At 12:40 AM, Blogger Fighter said...

As always, Kathy - MASTERFUL post. I remember 3 years ago when my relationship with an N exploded. He didn't realize that three of his victims were talking while he was spin-doctoring all of us. Trying to change time, change place and change REALITY with mere words. We were having a real WTF moment with it all. When he found out we all talked (I told him I was tired of him trying to bend the time-space continuum) the narcissist rage was awful.

The one aspect of it though, and I have heard about this from other victims - is the compartmentalizing they do. How do they do it? How do they keep those little realities for all their separate victims going? How do they remember?

If only they'd use their powers for good! LOL

At 5:21 AM, Anonymous Anonymous said...

i was researching mythology and found the root of the word narcissism and accidently discovered NPD about an hour ago. im really scared but i think i am a complete narcissist and have been raised in part by one. what do i do i feel like ive been living a lie.

although i must say i feel quite a but of empathy for everyone and do not abuse people, outside my mother.

hers is so deeply engrained into her that she is the only on who can reveal my fanstasy to me. shes so good at that horrible game.

At 8:56 AM, Blogger Kathy K said...

anonymous 2,

It seems to me that you are jumping to a conclusion if you discovered NPD but an hour ago.

People suffering from NPD do NOT have empathy for ANY other living being. It's unclear whether they cannot or will not, but they just DON'T.

I do not understand what you are saying about fantasy, but I do know that this is not where you will find the answers you need. You need to seek professional counselling.

If you are student start at school.
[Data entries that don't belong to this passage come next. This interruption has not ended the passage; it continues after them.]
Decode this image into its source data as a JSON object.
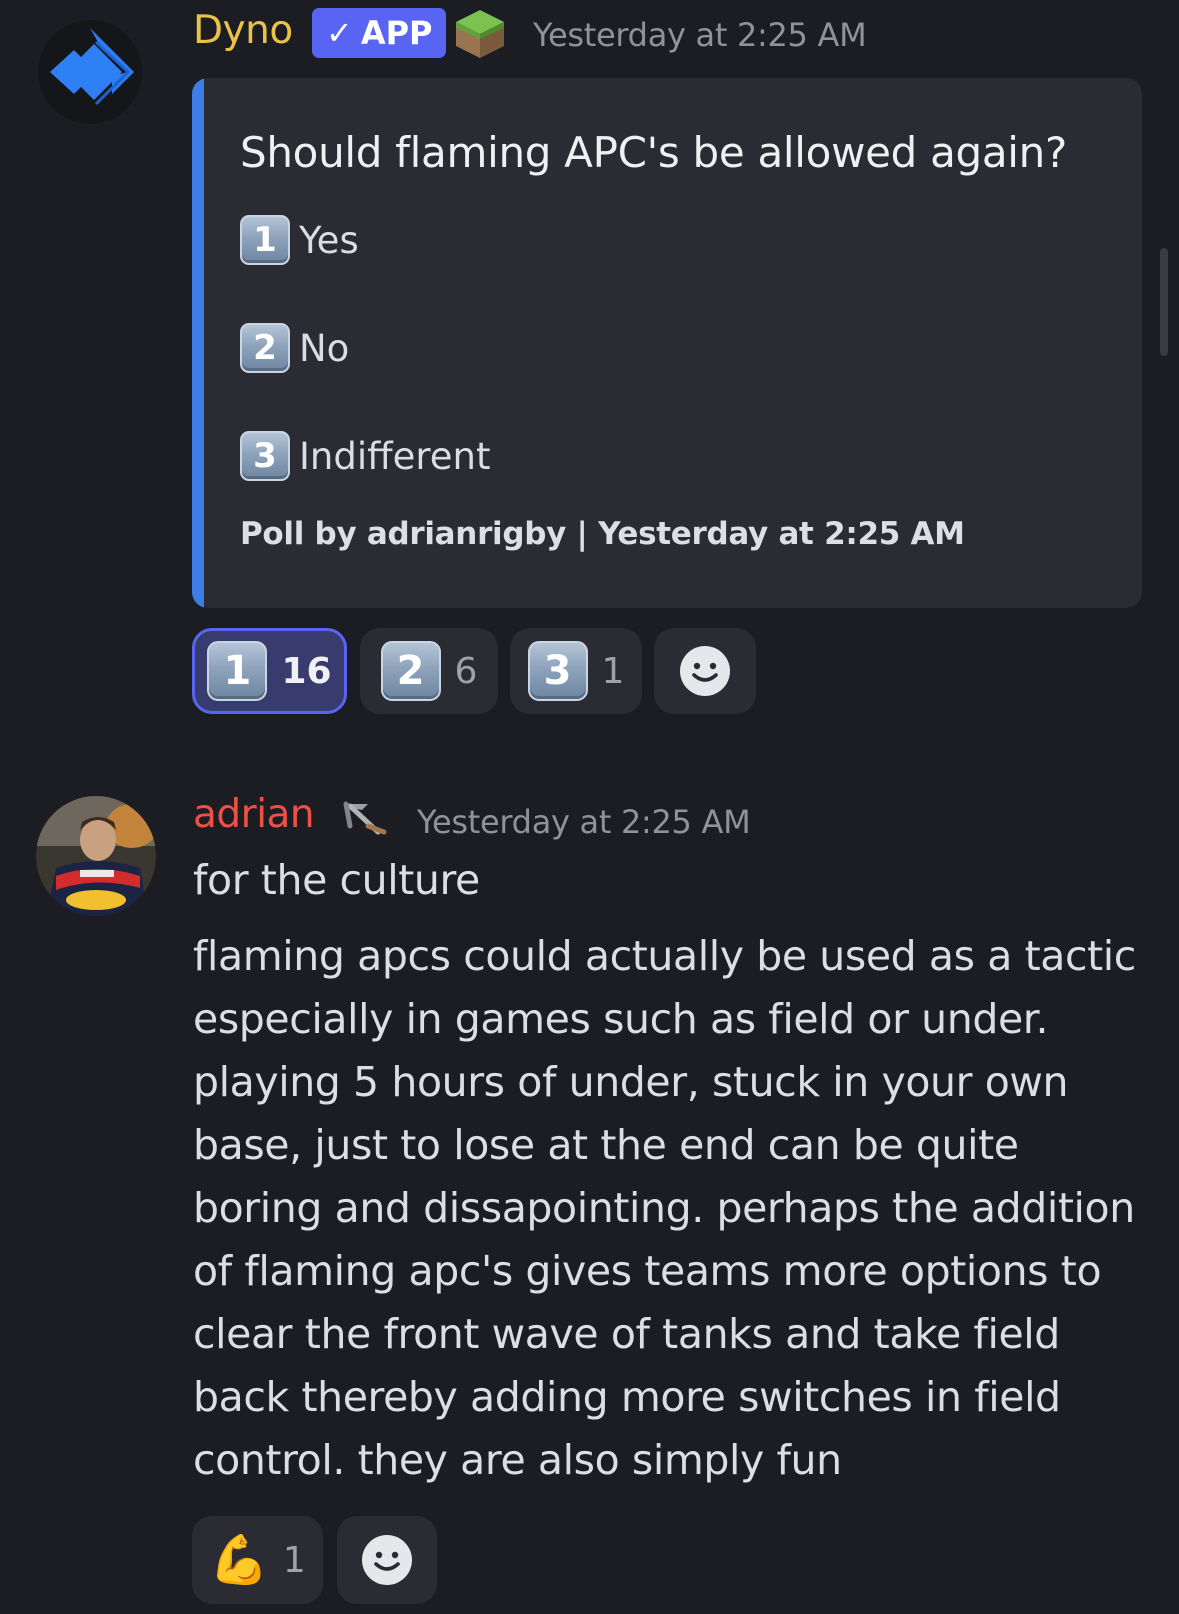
{
  "bot_message": {
    "author": "Dyno",
    "badge": "APP",
    "timestamp": "Yesterday at 2:25 AM",
    "embed": {
      "title": "Should flaming APC's be allowed again?",
      "options": [
        {
          "key": "1",
          "label": "Yes"
        },
        {
          "key": "2",
          "label": "No"
        },
        {
          "key": "3",
          "label": "Indifferent"
        }
      ],
      "footer": "Poll by adrianrigby | Yesterday at 2:25 AM",
      "accent_color": "#3d7ee6"
    },
    "reactions": [
      {
        "key": "1",
        "count": "16",
        "active": true
      },
      {
        "key": "2",
        "count": "6",
        "active": false
      },
      {
        "key": "3",
        "count": "1",
        "active": false
      }
    ]
  },
  "user_message": {
    "author": "adrian",
    "timestamp": "Yesterday at 2:25 AM",
    "lines": [
      "for the culture",
      "flaming apcs could actually be used as a tactic especially in games such as field or under. playing 5 hours of under, stuck in your own base, just to lose at the end can be quite boring and dissapointing. perhaps the addition of flaming apc's gives teams more options to clear the front wave of tanks and take field back thereby adding more switches in field control. they are also simply fun"
    ],
    "reactions": [
      {
        "emoji": "💪",
        "count": "1"
      }
    ]
  },
  "colors": {
    "background": "#1c1d22",
    "bot_name": "#e9c249",
    "user_name": "#ef5046",
    "app_badge": "#5865f2",
    "active_reaction_border": "#5865f2"
  }
}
Your school counsellor will help you.

If you have a mental health problem, you may find that it is something much less serious than NPD, so do not be afraid.
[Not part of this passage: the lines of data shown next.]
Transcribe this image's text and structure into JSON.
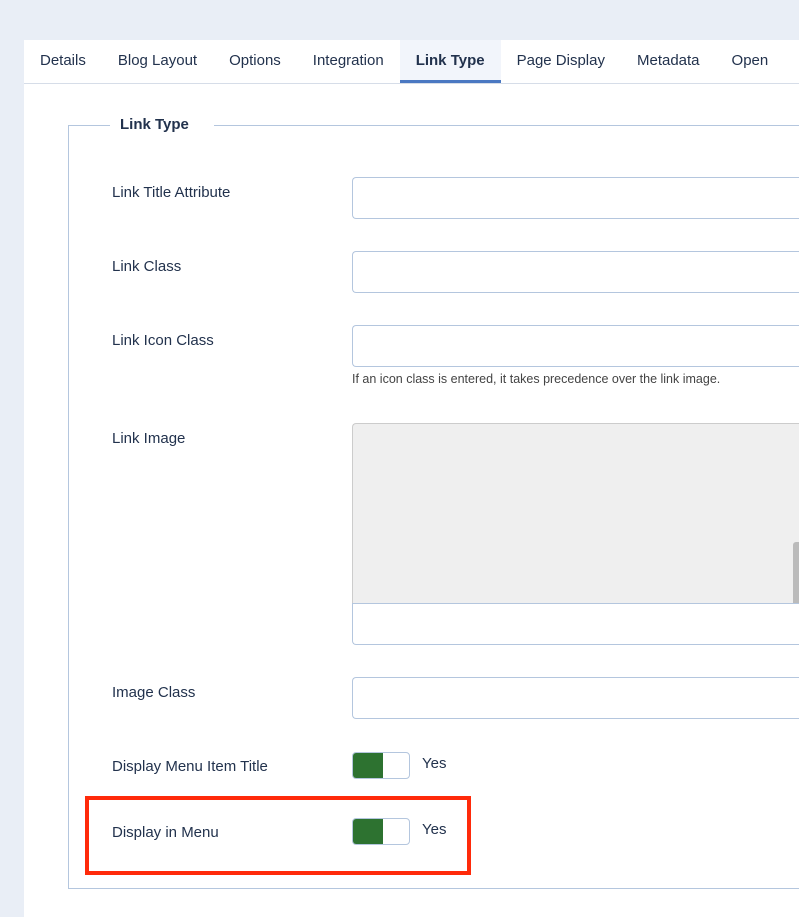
{
  "tabs": [
    "Details",
    "Blog Layout",
    "Options",
    "Integration",
    "Link Type",
    "Page Display",
    "Metadata",
    "Open"
  ],
  "active_tab": "Link Type",
  "fieldset": {
    "legend": "Link Type"
  },
  "fields": {
    "link_title": {
      "label": "Link Title Attribute",
      "value": ""
    },
    "link_class": {
      "label": "Link Class",
      "value": ""
    },
    "link_icon_class": {
      "label": "Link Icon Class",
      "value": "",
      "help": "If an icon class is entered, it takes precedence over the link image."
    },
    "link_image": {
      "label": "Link Image",
      "value": ""
    },
    "image_class": {
      "label": "Image Class",
      "value": ""
    },
    "display_title": {
      "label": "Display Menu Item Title",
      "state": "Yes",
      "on": true
    },
    "display_in_menu": {
      "label": "Display in Menu",
      "state": "Yes",
      "on": true
    }
  },
  "colors": {
    "toggle_on": "#2d7230",
    "highlight": "#ff2a0a",
    "active_tab": "#4a78c2"
  }
}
At 4:38 PM, Anonymous Anonymous said...

When I first discovered that my mom had NPD I was certain that I was also a narcissist. I exhibited the same behavior! I later learned in therapy that a true narcissist would never think that they had a problem (my mom didn't think so either). But I did exhibit narcsissitic traits. Through therapy I was able to recognize these tendancies and change my behavior. It makes sense because my mother was my role model growing up. What separates the narcissist from the tendancies is empathy, however, when I first started this journey I even questioned that. It has been nearly four years since we had a "relationship" and I finally feel like my old self again, and much better I might add. Being in that environment was insanity. They say narcissism breeds narcissism. I was always going back time and time again expecting different results. As if after 45 years my mother would all of a sudden change. It was just a fantasy of mine. I can look back at my life and I can see where my mother used me as a object. She didn't care what I thought, what I did, she didn't care about her grandchildren. Our conversations were all about her. Accepting that reality is painful but well worth the struggle in the end.